In the midst of creating a new mobile website design that is responsive, an issue arose during testing on my phone. It seemed impossible to scroll vertically past a certain point if there was horizontal scrolling involved.
To better illustrate this problem (although you may not be able to see it on your phone), here is an example:
Mobile WebKit browsers are unable to scroll past a table in this test case: http://jsfiddle.net/tArEy/
I made an adjustment by commenting out a specific line which allowed for vertical scrolling, but unfortunately resulted in choppy horizontal scrolling.
-webkit-overflow-scrolling: touch;
After this change, mobile WebKit browsers were able to scroll past the table, although encountering some glitches. http://jsfiddle.net/tArEy/1/
If anyone has suggestions on how to address this issue using CSS alone, I would greatly appreciate it.

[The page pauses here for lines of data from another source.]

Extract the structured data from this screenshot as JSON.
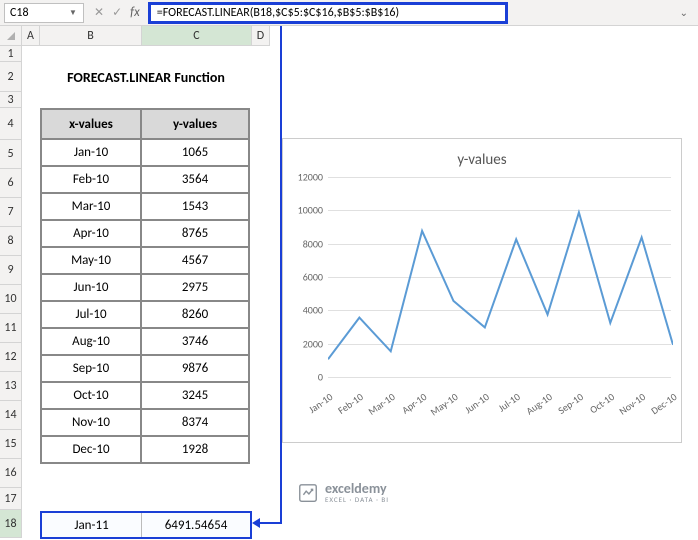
{
  "nameBox": {
    "value": "C18"
  },
  "formulaBar": {
    "value": "=FORECAST.LINEAR(B18,$C$5:$C$16,$B$5:$B$16)"
  },
  "columns": [
    "A",
    "B",
    "C",
    "D"
  ],
  "colWidths": {
    "A": 18,
    "B": 102,
    "C": 110,
    "D": 18
  },
  "rows": [
    "1",
    "2",
    "3",
    "4",
    "5",
    "6",
    "7",
    "8",
    "9",
    "10",
    "11",
    "12",
    "13",
    "14",
    "15",
    "16",
    "17",
    "18"
  ],
  "mainTitle": "FORECAST.LINEAR Function",
  "tableHeaders": {
    "x": "x-values",
    "y": "y-values"
  },
  "tableData": [
    {
      "x": "Jan-10",
      "y": "1065"
    },
    {
      "x": "Feb-10",
      "y": "3564"
    },
    {
      "x": "Mar-10",
      "y": "1543"
    },
    {
      "x": "Apr-10",
      "y": "8765"
    },
    {
      "x": "May-10",
      "y": "4567"
    },
    {
      "x": "Jun-10",
      "y": "2975"
    },
    {
      "x": "Jul-10",
      "y": "8260"
    },
    {
      "x": "Aug-10",
      "y": "3746"
    },
    {
      "x": "Sep-10",
      "y": "9876"
    },
    {
      "x": "Oct-10",
      "y": "3245"
    },
    {
      "x": "Nov-10",
      "y": "8374"
    },
    {
      "x": "Dec-10",
      "y": "1928"
    }
  ],
  "forecastRow": {
    "x": "Jan-11",
    "y": "6491.54654"
  },
  "chart_data": {
    "type": "line",
    "title": "y-values",
    "xlabel": "",
    "ylabel": "",
    "ylim": [
      0,
      12000
    ],
    "yticks": [
      0,
      2000,
      4000,
      6000,
      8000,
      10000,
      12000
    ],
    "categories": [
      "Jan-10",
      "Feb-10",
      "Mar-10",
      "Apr-10",
      "May-10",
      "Jun-10",
      "Jul-10",
      "Aug-10",
      "Sep-10",
      "Oct-10",
      "Nov-10",
      "Dec-10"
    ],
    "values": [
      1065,
      3564,
      1543,
      8765,
      4567,
      2975,
      8260,
      3746,
      9876,
      3245,
      8374,
      1928
    ]
  },
  "brand": {
    "name": "exceldemy",
    "tag": "EXCEL · DATA · BI"
  }
}
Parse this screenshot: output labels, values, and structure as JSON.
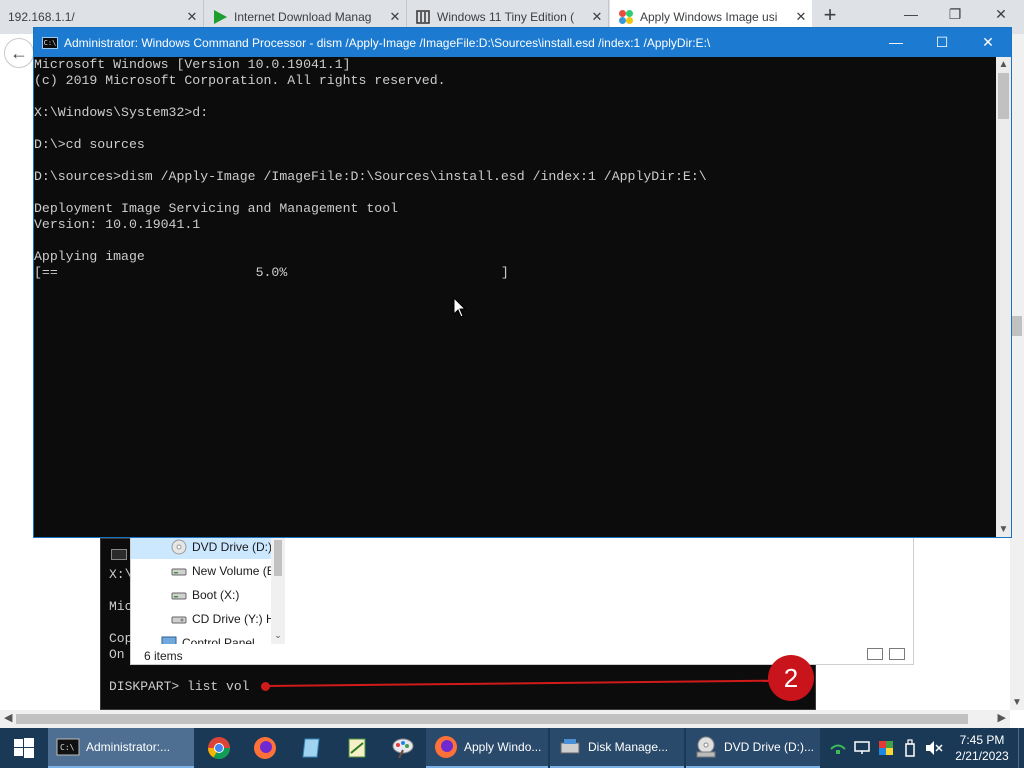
{
  "browser": {
    "tabs": [
      {
        "title": "192.168.1.1/",
        "icon": "blank-page-icon",
        "close": "✕"
      },
      {
        "title": "Internet Download Manag",
        "icon": "idm-play-icon",
        "close": "✕"
      },
      {
        "title": "Windows 11 Tiny Edition (",
        "icon": "archive-icon",
        "close": "✕"
      },
      {
        "title": "Apply Windows Image usi",
        "icon": "windows-logo-icon",
        "close": "✕"
      }
    ],
    "new_tab": "+",
    "window_controls": {
      "minimize": "—",
      "restore": "❐",
      "close": "✕"
    },
    "back": "←"
  },
  "cmd_window": {
    "title": "Administrator: Windows Command Processor - dism  /Apply-Image /ImageFile:D:\\Sources\\install.esd /index:1 /ApplyDir:E:\\",
    "controls": {
      "minimize": "—",
      "maximize": "☐",
      "close": "✕"
    },
    "lines": [
      "Microsoft Windows [Version 10.0.19041.1]",
      "(c) 2019 Microsoft Corporation. All rights reserved.",
      "",
      "X:\\Windows\\System32>d:",
      "",
      "D:\\>cd sources",
      "",
      "D:\\sources>dism /Apply-Image /ImageFile:D:\\Sources\\install.esd /index:1 /ApplyDir:E:\\",
      "",
      "Deployment Image Servicing and Management tool",
      "Version: 10.0.19041.1",
      "",
      "Applying image",
      "[==                         5.0%                           ]"
    ],
    "progress_percent": 5.0
  },
  "background": {
    "console_lines": [
      "X:\\",
      "Mic",
      "Cop",
      "On"
    ],
    "diskpart_prompt": "DISKPART> list vol",
    "annotation_number": "2",
    "explorer": {
      "nav_items": [
        {
          "label": "DVD Drive (D:)",
          "icon": "dvd-drive-icon",
          "selected": true
        },
        {
          "label": "New Volume (E",
          "icon": "drive-icon",
          "selected": false
        },
        {
          "label": "Boot (X:)",
          "icon": "drive-icon",
          "selected": false
        },
        {
          "label": "CD Drive (Y:) H",
          "icon": "cd-drive-icon",
          "selected": false
        },
        {
          "label": "Control Panel",
          "icon": "control-panel-icon",
          "selected": false
        }
      ],
      "status": "6 items"
    }
  },
  "taskbar": {
    "items": [
      {
        "label": "Administrator:...",
        "icon": "cmd-icon",
        "active": true
      },
      {
        "label": "Apply Windo...",
        "icon": "firefox-icon",
        "active": false
      },
      {
        "label": "Disk Manage...",
        "icon": "disk-management-icon",
        "active": false
      },
      {
        "label": "DVD Drive (D:)...",
        "icon": "dvd-drive-icon",
        "active": false
      }
    ],
    "pinned": [
      "chrome-icon",
      "firefox-icon",
      "notepad-icon",
      "spreadsheet-icon",
      "paint-icon"
    ],
    "clock": {
      "time": "7:45 PM",
      "date": "2/21/2023"
    }
  },
  "colors": {
    "cmd_titlebar": "#1c7bd0",
    "cmd_background": "#0c0c0c",
    "cmd_text": "#cccccc",
    "taskbar": "#1a3957",
    "annotation_red": "#c8141a"
  }
}
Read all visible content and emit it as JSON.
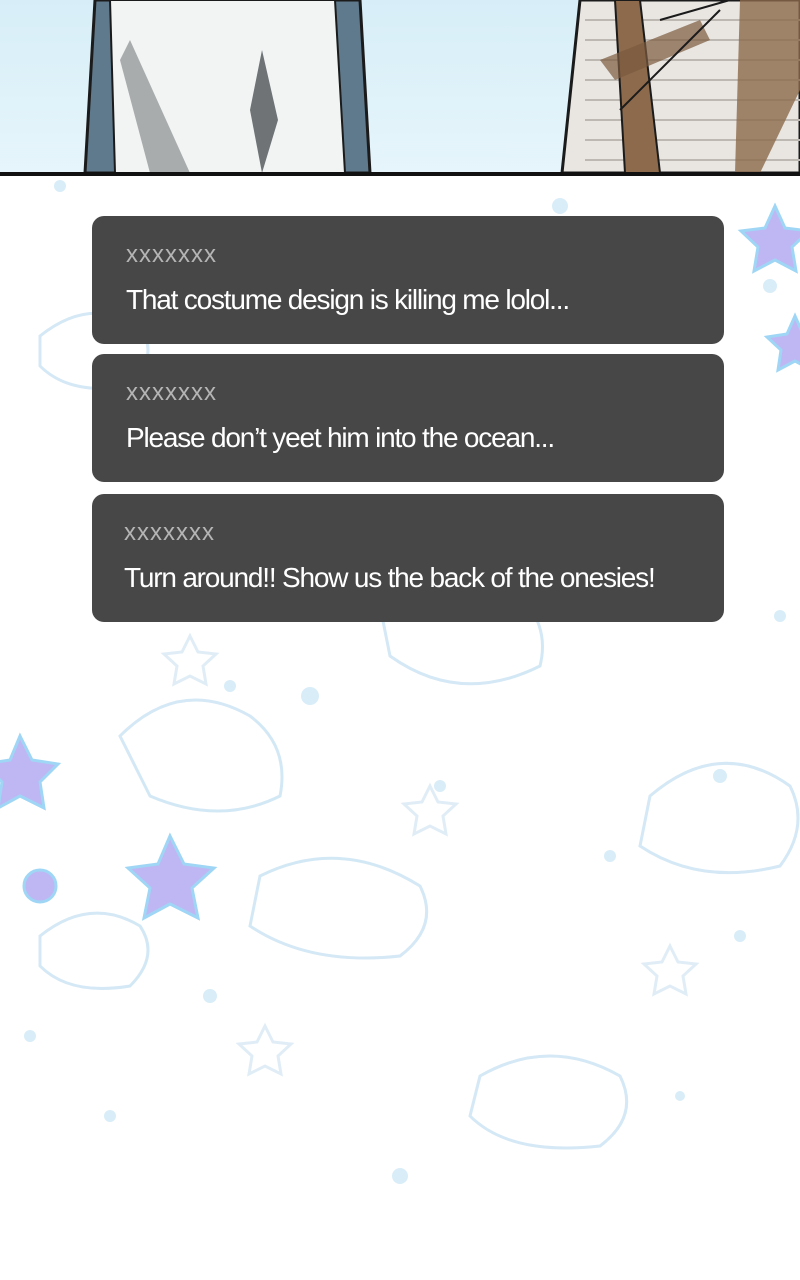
{
  "colors": {
    "bubble_bg": "#474747",
    "username": "#b5b5b5",
    "comment_text": "#ffffff",
    "pattern": "#cfe6f4",
    "star": "#bfb6f4"
  },
  "comments": [
    {
      "user": "xxxxxxx",
      "text": "That costume design is killing me lolol..."
    },
    {
      "user": "xxxxxxx",
      "text": "Please don’t yeet him into the ocean..."
    },
    {
      "user": "xxxxxxx",
      "text": "Turn around!! Show us the back of the onesies!"
    }
  ]
}
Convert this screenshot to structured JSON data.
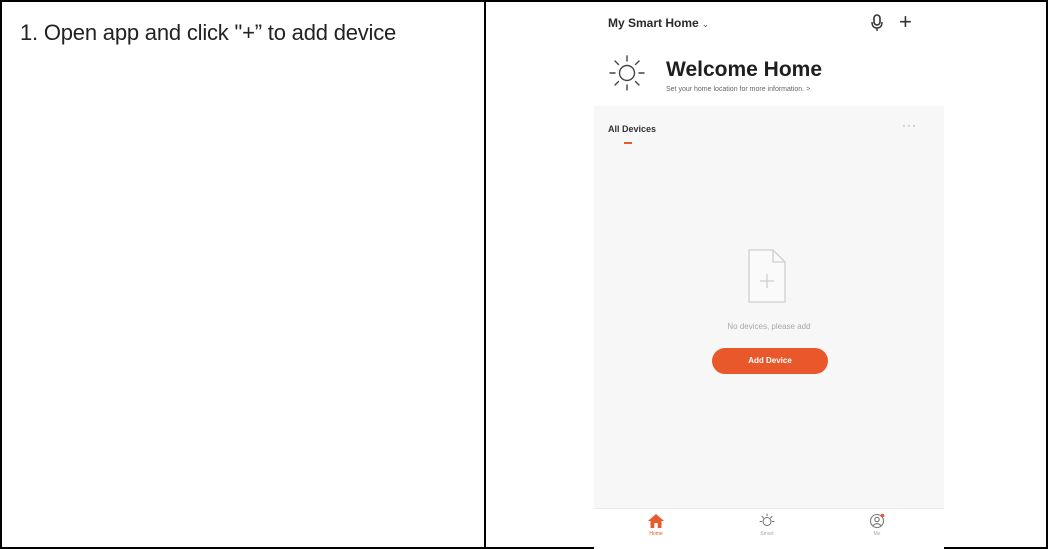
{
  "instruction": {
    "text": "1. Open app and click \"+” to add device"
  },
  "app": {
    "home_name": "My Smart Home",
    "header_chevron": "⌄",
    "add_symbol": "+",
    "welcome_title": "Welcome Home",
    "welcome_subtitle": "Set your home location for more information. >",
    "all_devices_label": "All Devices",
    "more_label": "···",
    "empty_message": "No devices, please add",
    "add_device_label": "Add Device",
    "accent_color": "#e9582b",
    "tabs": [
      {
        "label": "Home",
        "icon": "home-icon",
        "active": true
      },
      {
        "label": "Smart",
        "icon": "smart-sun-icon",
        "active": false
      },
      {
        "label": "Me",
        "icon": "profile-icon",
        "active": false
      }
    ]
  }
}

Please note that these demos should be tested on a browser (I am currently using Chrome on Android, with the assumption that this issue might also apply to iPhones).
Edit:
Without the following CSS line, horizontal scrolling becomes extremely problematic on mobile WebKit browsers:
-webkit-overflow-scrolling: touch;
However, adding this line makes vertical scrolling impossible, presenting a dilemma. Other non-WebKit browsers have no trouble with horizontal scrolling.
Edit 2:
Upon testing with an iPhone, it's clear that overflow scrolling works seamlessly and is accelerated by hardware. This issue appears to be specific to Chrome for Android.